The Peirceian ideas of interpretation (context) and compounding and reifying structure are a major intellectual breakthrough for extending the Shannon “information” theory to information in the modern sense. These insights also occur within a testable logic for how things and the names of things can be understood and related to one another, via logical statements or structures. These, in turn, can be symbolized and formalized into logical constructs that can capture the structure of natural language as well as more structured data (or even nature, as some of the earlier Peirce speculation asserts ).

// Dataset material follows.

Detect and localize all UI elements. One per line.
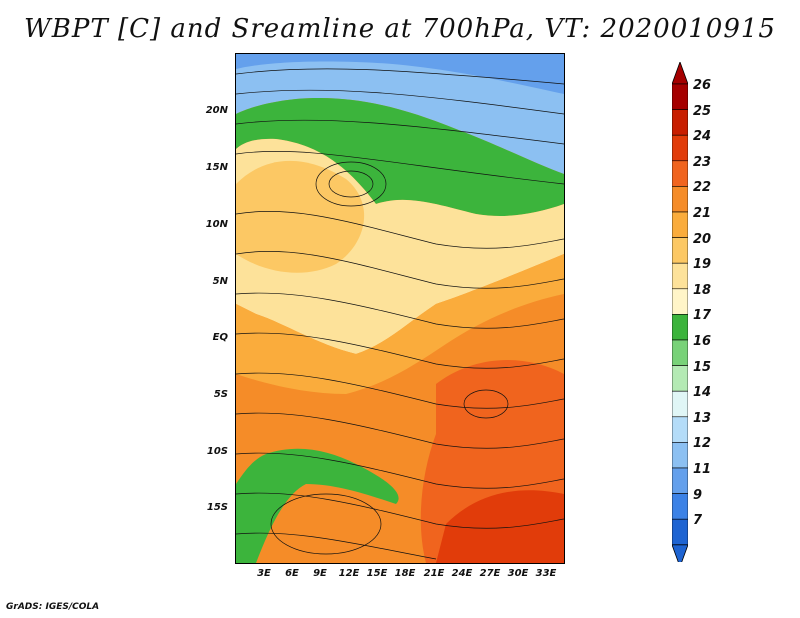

According to this interpretation of Peirce, the nature of information is the process of communicating a form from the object to the interpretant through the sign . The clarity of Peirce’s logic of signs is an underlying factor, I believe, for why we are finally seeing our way clear to how to capture, represent and relate information from a diversity of sources and viewpoints that is defensible and interoperable.
Structure is Information
Common to all of these perspectives — from patterns to nature and on to life and then animal and human communications — we see that structure is information. Human artifacts and technology, though not “messages” in a conventional sense, also embody the information of how they are built within their structures . We also see the interplay of patterns and information in many processes of the natural world  from complexity theory, to emergence, to autopoiesis, and on to autocatalysis, self-organization, stratification and cellular automata . Structure in its many guises is ubiquitous.
We, as beings who can symbolically record our perceptions, seem to innately recognize patterns. We see beauty in symmetry. Bilateral symmetry seems to be deeply ingrained in the inherent perception by humans of the likely health or fitness of other living creatures. We see beauty in the patterned, repeated variability of nature. We see beauty in the clever turn of phrase, or in music, or art, or the expressiveness of a mathematical formulation.
We also seem to recognize beauty in the simple. Seemingly complex bit streams that can be reduced to the short, algorithmic expression are always viewed as more elegant than lengthier, more complex alternatives. The simple laws of motion and Newtonian physics fit this pattern, as does Einstein’s E=mc2. This preference for the simple is a preference for the greater adaptiveness of the shorter, more universal pattern to messages, an insight indicated by Shannon’s information theory.
In the more prosaic terms of my vocation in the Web and information technology, these insights point to the importance of finding and deriving structured representations of information — including meaning (semantics) — that can be simply expressed and efficiently conveyed. Building upon the accretions of structure in human and computer languages, the semantic Web and semantic technologies offer just such a prospect. These insights provide a guidepost for how and where to look for the next structural innovations. We find them in the algorithms of nature and language, and in making connections that provide the basis for still more structure and patterned commonalities.
Ideas and algorithms around loseless compression and graph theory and network analysis are, I believe, the next fruitful hunting grounds for finding still higher-orders of structure, which can be simply expressed. The patterns of nature, which have emerged incrementally and randomly over the eons of cosmological time, look to be an excellent laboratory.
So, as we see across examples from nature and life to language and all manner of communications, information is structure and structure is information. And it is simply beautiful.